Correlation¶
Formula¶
\[
\rho_{XY} = \frac{\operatorname{Cov}(X,Y)}{\sigma_X\,\sigma_Y}
\]
Parameters¶
- \(\sigma_X=\sqrt{\operatorname{Var}(X)}\)
- \(\sigma_Y=\sqrt{\operatorname{Var}(Y)}\)
What it means¶
Normalized measure of linear dependence.
What it's used for¶
- Measuring linear association between variables.
- Feature screening and diagnostics.
Key properties¶
- \(-1 \le \rho_{XY} \le 1\)
- Invariant to affine scaling of \(X\) or \(Y\)
Common gotchas¶
- Correlation measures only linear relationships.

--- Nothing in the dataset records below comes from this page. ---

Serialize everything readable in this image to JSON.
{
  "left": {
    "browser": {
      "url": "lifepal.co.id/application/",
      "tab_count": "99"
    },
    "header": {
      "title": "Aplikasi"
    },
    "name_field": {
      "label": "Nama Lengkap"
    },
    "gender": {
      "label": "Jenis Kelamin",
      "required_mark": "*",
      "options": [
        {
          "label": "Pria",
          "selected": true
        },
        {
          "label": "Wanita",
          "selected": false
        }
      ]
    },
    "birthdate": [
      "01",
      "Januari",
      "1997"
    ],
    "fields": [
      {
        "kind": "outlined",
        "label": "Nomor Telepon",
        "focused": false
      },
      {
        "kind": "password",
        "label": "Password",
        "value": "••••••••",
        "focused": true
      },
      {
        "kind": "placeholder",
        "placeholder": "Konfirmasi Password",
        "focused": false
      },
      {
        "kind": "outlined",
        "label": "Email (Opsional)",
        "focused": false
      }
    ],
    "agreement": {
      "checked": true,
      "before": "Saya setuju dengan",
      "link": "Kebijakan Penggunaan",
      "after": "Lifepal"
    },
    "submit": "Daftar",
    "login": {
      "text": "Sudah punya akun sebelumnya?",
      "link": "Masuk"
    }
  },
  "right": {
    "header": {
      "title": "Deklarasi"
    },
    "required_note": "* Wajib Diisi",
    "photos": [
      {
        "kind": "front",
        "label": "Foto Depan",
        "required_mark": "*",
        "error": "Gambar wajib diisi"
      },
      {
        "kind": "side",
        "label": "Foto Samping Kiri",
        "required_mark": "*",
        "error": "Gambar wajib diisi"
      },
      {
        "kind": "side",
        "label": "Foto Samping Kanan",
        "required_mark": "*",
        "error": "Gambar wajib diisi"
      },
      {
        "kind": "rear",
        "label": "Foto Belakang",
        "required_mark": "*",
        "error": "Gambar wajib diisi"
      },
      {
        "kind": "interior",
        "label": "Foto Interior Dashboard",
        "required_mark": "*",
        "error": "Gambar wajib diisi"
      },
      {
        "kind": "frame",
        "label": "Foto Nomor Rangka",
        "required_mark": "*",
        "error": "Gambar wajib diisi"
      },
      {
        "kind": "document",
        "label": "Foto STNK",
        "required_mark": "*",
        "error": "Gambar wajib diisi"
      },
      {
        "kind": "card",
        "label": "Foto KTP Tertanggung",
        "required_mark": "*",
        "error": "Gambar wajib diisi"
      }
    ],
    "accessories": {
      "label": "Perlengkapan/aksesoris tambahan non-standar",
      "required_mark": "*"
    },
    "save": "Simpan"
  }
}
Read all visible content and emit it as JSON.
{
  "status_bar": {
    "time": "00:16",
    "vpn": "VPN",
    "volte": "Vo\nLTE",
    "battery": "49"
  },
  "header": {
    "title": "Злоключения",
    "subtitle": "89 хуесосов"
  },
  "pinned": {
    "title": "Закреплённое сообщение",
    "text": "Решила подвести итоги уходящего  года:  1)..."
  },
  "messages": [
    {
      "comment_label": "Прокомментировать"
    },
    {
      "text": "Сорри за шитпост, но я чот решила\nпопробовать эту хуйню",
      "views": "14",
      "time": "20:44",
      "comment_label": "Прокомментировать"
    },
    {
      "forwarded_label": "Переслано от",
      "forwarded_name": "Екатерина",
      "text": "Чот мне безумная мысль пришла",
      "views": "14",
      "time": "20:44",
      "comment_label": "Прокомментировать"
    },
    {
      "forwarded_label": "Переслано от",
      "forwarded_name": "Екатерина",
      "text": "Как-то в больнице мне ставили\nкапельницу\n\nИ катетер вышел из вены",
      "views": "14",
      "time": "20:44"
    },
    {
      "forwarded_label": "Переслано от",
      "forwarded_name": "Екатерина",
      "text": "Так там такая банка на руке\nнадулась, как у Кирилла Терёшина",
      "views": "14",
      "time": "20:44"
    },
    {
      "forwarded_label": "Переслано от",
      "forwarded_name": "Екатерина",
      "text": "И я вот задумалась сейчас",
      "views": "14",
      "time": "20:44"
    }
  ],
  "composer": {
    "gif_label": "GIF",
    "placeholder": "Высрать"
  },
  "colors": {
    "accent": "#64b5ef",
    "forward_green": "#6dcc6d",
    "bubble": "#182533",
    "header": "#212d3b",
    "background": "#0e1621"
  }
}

- Undefined if either variance is zero.
Example¶
If \(Y=X\) and \(\operatorname{Var}(X)>0\), then \( ho_{XY}=1\).
How to Compute (Pseudocode)¶
Input: sample data (and any reference values needed by the statistic)
Output: statistic value
compute the summary quantities required by the formula (for example, mean, deviations, counts)
apply the statistic formula from the card
return the result
Complexity¶
- Time: Typically \(O(n)\) for \(n\) samples for common one-pass or two-pass summary-statistic computations (sorting-based medians are \(O(n\log n)\) unless selection is used)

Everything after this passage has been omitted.